Apparently, they liked what they saw. "Twenty-four hours later, they were like, 'Come on board,'" Diaz remembers. "So we jumped right in."
Happily, Diaz was uniquely qualified to tell Pineda's story. For one, of course, she's Filipino, like he is. As a director, she's used to working around high-wattage personalities; the film that earned her initial acclaim in the world of documentary filmmaking was 2003's "Imelda," about the shoe-crazy former first lady of the Philippines. And because she spoke the Tagalog language used in the Philippines, she was able to follow Pineda as he excitedly spoke about his concert experiences.
"The part of the film where he talks about his first time performing … that's both in Tagalog and English, he goes back and forth," Diaz explains. "I don't think he could have been that articulate, in really getting to the essence of how he felt, if he only had English to fall back on. He felt comfortable explaining his thoughts and his feelings in Tagalog."
Since debuting at last year's Tribeca Film Festival, "Don't Stop Believin'" has already had a limited theatrical release (though not in Baltimore) and is available on various digital platforms, including Amazon, iTunes and Video-on-Demand. The film has had mixed reviews. The Los Angeles Times called it "a pleasant story of dreams coming true," while the New York Times said it had a "relentlessly sunny and self-serving narrative."
What viewers will find is a rock documentary you don't need to be a rock fan to appreciate.

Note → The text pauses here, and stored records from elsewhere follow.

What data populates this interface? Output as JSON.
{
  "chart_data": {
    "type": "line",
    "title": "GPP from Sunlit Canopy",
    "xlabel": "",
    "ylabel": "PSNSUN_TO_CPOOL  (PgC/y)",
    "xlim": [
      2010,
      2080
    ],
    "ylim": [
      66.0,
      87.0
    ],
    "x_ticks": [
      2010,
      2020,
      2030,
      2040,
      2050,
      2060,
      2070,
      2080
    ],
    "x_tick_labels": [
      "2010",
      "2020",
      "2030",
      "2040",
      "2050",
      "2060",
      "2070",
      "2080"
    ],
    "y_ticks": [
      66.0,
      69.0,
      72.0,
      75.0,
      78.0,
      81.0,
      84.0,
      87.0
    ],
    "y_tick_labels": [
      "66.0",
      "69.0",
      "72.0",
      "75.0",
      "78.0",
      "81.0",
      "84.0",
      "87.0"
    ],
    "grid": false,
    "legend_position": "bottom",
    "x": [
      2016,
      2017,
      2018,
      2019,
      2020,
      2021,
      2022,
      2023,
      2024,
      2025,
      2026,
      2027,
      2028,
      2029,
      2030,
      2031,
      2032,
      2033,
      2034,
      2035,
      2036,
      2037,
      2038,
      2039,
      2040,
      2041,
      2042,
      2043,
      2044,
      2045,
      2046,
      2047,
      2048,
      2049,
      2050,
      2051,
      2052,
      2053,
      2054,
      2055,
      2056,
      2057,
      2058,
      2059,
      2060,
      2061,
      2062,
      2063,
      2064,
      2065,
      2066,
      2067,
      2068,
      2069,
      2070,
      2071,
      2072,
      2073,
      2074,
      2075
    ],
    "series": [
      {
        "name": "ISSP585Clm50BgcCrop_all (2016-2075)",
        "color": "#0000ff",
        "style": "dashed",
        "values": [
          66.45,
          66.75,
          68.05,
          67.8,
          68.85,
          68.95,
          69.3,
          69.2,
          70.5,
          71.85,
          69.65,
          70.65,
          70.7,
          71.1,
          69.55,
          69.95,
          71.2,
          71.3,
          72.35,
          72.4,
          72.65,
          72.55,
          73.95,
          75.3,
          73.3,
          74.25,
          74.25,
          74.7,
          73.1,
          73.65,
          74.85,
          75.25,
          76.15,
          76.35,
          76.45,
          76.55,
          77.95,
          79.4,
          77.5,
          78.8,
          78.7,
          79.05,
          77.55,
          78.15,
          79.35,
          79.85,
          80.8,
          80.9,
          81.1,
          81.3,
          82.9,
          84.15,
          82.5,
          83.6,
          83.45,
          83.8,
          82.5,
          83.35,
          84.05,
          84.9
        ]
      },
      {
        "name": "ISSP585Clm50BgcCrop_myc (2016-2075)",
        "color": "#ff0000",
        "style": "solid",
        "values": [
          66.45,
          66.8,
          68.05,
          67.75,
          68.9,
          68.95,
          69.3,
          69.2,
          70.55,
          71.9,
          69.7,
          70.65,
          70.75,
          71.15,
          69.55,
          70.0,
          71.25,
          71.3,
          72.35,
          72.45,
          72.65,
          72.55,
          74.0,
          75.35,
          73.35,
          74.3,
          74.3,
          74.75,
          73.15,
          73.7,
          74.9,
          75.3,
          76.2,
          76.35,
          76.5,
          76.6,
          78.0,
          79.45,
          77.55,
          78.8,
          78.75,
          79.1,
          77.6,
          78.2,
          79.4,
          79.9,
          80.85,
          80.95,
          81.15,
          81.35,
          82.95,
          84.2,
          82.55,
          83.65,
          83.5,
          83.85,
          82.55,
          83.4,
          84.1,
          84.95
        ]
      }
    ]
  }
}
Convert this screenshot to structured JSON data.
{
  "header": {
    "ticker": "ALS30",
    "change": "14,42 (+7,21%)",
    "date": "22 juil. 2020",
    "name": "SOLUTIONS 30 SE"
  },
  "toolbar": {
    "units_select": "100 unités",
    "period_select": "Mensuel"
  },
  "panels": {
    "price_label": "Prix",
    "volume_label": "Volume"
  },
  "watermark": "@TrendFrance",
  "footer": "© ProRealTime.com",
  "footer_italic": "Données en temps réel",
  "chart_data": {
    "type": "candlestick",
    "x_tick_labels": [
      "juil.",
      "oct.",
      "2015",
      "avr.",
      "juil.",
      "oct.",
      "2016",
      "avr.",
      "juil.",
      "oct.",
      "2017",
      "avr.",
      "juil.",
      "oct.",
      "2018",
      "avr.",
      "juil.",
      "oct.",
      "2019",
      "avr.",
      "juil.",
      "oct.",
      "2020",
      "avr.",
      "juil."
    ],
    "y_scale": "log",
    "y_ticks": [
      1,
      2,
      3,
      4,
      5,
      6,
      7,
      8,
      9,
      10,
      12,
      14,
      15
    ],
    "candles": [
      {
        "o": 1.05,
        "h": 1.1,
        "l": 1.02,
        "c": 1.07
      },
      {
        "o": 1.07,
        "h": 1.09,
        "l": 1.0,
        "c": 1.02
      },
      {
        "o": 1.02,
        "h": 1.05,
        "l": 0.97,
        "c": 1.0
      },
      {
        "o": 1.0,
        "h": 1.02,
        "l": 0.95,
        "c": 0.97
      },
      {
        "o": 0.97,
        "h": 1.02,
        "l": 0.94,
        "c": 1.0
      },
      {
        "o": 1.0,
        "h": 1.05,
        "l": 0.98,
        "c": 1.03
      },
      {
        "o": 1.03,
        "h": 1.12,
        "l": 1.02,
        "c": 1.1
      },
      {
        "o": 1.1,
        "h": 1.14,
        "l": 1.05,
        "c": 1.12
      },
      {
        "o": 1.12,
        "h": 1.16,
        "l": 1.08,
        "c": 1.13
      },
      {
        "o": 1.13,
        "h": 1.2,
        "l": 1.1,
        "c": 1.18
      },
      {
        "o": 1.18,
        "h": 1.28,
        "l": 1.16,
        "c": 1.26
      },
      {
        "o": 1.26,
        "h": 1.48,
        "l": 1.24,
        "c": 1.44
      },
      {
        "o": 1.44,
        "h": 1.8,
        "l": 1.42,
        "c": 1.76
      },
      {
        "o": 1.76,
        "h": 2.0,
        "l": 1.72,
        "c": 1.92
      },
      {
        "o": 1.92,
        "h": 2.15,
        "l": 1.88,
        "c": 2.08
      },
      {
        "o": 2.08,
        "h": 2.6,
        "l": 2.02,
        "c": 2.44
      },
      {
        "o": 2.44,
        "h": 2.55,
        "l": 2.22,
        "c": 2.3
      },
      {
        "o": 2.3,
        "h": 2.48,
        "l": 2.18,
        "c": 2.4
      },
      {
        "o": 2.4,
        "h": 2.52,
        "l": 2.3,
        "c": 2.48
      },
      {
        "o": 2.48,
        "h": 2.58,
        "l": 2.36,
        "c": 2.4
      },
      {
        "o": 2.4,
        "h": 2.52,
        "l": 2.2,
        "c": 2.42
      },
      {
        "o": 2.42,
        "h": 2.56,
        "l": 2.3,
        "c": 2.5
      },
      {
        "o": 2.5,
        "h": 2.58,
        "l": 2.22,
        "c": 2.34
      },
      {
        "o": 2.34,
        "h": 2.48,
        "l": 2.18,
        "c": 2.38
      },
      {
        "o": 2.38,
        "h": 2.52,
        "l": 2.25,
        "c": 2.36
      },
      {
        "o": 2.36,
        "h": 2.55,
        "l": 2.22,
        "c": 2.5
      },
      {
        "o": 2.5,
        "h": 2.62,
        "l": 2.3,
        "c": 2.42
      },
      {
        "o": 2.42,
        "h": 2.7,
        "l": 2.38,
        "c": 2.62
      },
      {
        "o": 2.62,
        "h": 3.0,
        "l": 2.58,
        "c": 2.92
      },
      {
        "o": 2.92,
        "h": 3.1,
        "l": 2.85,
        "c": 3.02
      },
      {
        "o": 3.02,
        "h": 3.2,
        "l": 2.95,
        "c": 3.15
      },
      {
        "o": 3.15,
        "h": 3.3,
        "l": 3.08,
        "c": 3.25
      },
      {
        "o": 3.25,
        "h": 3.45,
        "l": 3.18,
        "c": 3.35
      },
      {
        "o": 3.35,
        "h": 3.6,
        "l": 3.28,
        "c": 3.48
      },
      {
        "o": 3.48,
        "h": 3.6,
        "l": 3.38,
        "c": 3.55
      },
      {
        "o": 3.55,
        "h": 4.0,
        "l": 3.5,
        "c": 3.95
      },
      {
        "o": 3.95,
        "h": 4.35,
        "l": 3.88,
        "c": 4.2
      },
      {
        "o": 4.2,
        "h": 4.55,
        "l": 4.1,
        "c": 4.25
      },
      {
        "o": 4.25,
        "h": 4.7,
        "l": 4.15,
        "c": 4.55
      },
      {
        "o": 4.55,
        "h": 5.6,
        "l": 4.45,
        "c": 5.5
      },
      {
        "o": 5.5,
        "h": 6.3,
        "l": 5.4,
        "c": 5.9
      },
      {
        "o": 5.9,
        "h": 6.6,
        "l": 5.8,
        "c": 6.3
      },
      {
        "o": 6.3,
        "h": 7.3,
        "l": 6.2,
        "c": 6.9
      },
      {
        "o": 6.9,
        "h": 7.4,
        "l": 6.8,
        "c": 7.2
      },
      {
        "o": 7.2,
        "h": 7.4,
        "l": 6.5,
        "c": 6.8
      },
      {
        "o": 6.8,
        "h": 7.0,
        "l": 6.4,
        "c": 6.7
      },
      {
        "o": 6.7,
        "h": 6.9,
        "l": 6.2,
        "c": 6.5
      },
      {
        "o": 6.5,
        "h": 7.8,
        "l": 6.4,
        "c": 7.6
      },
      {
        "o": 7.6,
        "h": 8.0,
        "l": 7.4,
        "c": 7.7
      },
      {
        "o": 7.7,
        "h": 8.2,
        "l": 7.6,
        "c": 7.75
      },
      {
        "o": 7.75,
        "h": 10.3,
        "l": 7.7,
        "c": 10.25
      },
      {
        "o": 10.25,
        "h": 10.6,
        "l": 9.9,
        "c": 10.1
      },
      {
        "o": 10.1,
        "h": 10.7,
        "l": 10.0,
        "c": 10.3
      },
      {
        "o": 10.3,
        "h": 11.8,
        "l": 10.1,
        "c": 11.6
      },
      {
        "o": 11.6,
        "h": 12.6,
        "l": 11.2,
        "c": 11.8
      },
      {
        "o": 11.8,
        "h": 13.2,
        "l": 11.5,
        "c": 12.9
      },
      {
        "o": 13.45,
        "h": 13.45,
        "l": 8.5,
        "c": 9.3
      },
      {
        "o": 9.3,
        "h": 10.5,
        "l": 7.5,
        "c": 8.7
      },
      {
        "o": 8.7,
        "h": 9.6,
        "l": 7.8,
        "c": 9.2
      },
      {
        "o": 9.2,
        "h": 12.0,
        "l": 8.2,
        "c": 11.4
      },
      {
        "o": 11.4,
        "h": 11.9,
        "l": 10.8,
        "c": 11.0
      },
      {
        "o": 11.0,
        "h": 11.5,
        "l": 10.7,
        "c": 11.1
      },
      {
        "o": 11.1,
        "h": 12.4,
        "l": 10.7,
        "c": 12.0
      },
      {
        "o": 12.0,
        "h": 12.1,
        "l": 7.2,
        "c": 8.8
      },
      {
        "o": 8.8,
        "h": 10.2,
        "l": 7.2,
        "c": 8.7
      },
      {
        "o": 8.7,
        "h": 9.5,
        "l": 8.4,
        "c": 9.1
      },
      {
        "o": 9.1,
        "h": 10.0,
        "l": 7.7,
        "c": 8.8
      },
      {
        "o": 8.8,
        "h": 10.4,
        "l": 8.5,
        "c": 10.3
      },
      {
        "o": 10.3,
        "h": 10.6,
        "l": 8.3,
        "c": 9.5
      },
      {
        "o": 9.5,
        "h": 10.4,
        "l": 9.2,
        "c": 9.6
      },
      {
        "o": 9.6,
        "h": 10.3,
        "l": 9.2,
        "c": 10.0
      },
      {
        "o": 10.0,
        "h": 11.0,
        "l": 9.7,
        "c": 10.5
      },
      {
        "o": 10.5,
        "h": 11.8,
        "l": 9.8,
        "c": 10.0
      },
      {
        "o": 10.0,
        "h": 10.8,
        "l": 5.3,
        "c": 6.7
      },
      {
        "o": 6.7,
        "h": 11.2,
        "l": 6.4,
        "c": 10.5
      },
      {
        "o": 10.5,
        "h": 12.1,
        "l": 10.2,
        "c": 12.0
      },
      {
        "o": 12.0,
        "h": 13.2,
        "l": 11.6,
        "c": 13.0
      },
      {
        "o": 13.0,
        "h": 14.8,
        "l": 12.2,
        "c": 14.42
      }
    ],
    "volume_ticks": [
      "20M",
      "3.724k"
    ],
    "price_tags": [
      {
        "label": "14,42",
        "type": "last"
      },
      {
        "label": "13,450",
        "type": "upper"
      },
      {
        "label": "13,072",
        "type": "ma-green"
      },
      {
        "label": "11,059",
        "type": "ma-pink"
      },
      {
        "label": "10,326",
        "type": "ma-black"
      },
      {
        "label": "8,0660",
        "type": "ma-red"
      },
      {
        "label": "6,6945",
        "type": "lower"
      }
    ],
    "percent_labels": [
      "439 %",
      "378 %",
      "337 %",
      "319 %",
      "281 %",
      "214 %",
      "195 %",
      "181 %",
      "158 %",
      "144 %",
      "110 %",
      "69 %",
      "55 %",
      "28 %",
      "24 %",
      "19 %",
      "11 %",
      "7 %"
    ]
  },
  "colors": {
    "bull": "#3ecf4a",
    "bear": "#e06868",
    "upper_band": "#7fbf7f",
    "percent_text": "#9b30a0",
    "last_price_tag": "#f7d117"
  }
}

"Even if you're not a Journey fan, you'll get different things out of it," says Diaz, who already is working on two more projects — a political thriller that will be her first narrative feature, and a documentary on the fight for reproductive rights. "Some people get the Cinderella story," she said. "Some people get the Arnel-trapped-in-a-big-gig story. Whatever you bring into it, you get out of it."
Although she had heard of Journey before ("If you've been to a wedding or a prom in this country," she said, "you're familiar with Journey music."), Diaz says she wasn't very familiar with arena-rock culture. As a documentary filmmaker, she enjoys journeying outside her comfort zone. Like Pineda, who unreservedly threw himself into a situation for which he could have been woefully under-prepared, she finds the thrill of uncertainty — and the triumph of conquering it — exhilarating.
"That's why I'm a documentary filmmaker," she says. "The process of discovery is always very interesting. You do it because you go into worlds you would otherwise not experience — that's why I love making these kinds of films."